Who: Since my CI is on the neuro team, we see a large variety of patients with neurological diagnoses.  The cool thing about this site is that the therapists on each team spend 2 months in a respective unit, and then rotate.  My clinical instructor (CI) had been on the unit that primarily sees spinal surgeries for the last two months, and last week we switched units and will see mainly the Neuro ICU and Neuro Trauma population for the next two months.  This will be a mixture of various diagnoses such as traumatic brain injury, stroke, motor vehicle accidents, falls, and concussions.

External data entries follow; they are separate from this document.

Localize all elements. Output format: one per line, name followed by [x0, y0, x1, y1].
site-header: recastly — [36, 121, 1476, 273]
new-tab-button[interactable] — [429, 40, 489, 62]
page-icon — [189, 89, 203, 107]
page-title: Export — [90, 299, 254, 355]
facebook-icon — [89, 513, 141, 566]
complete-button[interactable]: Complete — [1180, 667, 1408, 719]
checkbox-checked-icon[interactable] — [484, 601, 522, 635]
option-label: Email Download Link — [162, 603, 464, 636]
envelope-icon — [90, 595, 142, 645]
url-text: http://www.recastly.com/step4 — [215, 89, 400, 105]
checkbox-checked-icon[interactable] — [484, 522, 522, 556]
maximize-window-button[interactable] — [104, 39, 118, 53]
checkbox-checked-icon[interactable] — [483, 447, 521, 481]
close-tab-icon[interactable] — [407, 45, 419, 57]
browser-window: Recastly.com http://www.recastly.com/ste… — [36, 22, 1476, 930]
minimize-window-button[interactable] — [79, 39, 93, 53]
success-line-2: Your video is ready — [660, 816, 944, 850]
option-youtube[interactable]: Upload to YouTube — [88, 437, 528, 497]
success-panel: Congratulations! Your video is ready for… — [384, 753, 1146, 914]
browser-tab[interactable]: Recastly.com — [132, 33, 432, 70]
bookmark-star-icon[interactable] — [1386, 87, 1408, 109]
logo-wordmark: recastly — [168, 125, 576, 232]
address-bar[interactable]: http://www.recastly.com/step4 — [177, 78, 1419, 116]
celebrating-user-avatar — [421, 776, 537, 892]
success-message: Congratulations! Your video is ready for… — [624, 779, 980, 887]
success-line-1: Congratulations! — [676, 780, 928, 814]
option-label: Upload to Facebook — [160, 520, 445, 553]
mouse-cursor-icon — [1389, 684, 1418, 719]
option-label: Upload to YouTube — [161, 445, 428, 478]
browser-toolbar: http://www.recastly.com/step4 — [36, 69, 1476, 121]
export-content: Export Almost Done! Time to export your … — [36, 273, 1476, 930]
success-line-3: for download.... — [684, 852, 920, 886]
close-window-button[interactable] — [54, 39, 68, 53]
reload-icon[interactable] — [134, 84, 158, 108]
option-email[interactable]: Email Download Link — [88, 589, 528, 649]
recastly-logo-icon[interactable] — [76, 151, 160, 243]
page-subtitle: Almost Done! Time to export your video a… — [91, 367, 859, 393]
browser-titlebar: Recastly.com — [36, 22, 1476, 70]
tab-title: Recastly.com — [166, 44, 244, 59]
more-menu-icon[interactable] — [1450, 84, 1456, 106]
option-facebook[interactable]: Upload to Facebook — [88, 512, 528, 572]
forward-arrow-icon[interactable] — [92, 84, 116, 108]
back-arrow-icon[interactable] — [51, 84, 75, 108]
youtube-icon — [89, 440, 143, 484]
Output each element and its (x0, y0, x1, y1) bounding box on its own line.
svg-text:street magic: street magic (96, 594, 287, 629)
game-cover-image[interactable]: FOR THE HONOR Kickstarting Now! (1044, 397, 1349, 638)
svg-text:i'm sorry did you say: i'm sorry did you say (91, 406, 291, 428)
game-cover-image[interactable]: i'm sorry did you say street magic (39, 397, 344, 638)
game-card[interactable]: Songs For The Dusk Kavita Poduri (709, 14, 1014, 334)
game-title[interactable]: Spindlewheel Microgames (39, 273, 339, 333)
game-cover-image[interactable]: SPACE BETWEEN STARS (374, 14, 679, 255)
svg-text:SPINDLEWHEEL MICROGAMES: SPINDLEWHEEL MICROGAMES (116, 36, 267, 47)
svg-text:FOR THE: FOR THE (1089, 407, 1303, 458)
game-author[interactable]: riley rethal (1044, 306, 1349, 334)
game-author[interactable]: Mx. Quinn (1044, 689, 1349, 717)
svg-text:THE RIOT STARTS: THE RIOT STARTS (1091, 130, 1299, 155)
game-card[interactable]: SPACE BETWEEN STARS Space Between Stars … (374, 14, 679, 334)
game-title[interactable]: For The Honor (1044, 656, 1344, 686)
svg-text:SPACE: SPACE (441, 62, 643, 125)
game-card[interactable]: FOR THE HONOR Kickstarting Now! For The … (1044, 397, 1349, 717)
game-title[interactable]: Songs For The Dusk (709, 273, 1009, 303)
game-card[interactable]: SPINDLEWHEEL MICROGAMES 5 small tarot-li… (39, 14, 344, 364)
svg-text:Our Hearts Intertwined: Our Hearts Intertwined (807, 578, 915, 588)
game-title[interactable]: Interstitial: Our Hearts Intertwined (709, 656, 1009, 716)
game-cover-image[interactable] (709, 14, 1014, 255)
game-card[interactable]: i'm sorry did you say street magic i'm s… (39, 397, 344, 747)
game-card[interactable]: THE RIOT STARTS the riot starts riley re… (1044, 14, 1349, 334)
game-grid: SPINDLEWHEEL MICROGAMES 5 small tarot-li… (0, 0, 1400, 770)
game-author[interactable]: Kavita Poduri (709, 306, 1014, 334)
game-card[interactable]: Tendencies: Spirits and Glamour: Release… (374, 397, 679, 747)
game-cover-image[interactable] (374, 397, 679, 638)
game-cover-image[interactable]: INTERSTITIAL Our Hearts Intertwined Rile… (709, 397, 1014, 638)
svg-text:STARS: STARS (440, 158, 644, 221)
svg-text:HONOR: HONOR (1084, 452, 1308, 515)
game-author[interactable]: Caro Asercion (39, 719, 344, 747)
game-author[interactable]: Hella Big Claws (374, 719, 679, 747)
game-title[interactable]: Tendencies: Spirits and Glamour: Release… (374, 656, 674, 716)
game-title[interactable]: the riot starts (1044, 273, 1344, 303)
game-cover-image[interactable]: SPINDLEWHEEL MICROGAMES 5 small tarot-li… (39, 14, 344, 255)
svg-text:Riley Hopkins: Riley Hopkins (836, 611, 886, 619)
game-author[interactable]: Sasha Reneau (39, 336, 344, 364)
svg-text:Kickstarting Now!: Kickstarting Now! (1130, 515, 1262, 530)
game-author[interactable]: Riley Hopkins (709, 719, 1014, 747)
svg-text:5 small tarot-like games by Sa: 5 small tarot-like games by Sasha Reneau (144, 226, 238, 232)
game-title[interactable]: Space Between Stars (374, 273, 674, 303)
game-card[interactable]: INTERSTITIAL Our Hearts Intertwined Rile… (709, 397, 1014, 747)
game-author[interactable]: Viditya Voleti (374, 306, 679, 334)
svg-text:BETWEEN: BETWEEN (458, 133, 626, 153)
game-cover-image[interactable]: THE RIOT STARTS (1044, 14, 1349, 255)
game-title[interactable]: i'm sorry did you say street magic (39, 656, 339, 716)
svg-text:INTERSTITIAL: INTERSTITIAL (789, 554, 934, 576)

What: Most of my job as an acute care Student Physical Therapist is to evaluate patients and recommend which discharge disposition is appropriate for them.  Since these patients typically are at our hospital for only a few days, we are the experts to determine where they should go from here from a mobility standpoint.  The three main options are home with home health PT services, a skilled nursing facility (where patients get less than 3 hours of PT/OT/speech per day), or a rehab facility (where patients get 3 hours or more of PT/OT/speech per day).  A typical acute care evaluation consists of the basic patient interview and mobility assessment.  We need to know the patients’ home set-up (stairs, assistive devices, who is there to help them), if they have support available to help them at home, what their baseline mobility is, and if they have concerns about going home.  Once we’ve conducted a brief interview, we must see how the patient can get out of bed, walk down the hall and possibly up/down stairs, and perform transfers to sit in a chair or get back in bed.  We also want to see them move with the assistive device that they normally use.  For example, if a patient who normally uses no assistive device cannot walk without the use of a walker or hand-held assistance, we know this is not their baseline level of functioning.  However, they still could be safe to go home if they have supervision at all times and home health PT could help them recover to baseline from there.

On top of evaluating patients, we also see them over the course of their stay at the hospital to continue to work towards their discharge goal.  Treatment typically consists of walking, going up and down stairs, balance training, and other functional activities patients do daily.

Overall, I am really starting to lean towards the inpatient acute trauma setting for post-graduation employment!  I am still pediatric obsessed, but I may be finding another passion as well…

As you can probably tell, I have been inundated with information these last two weeks!  I’m excited to continue to learn and grow as a clinician, and to share my experiences with you!  What aspect of my new rotation would you like to hear more about?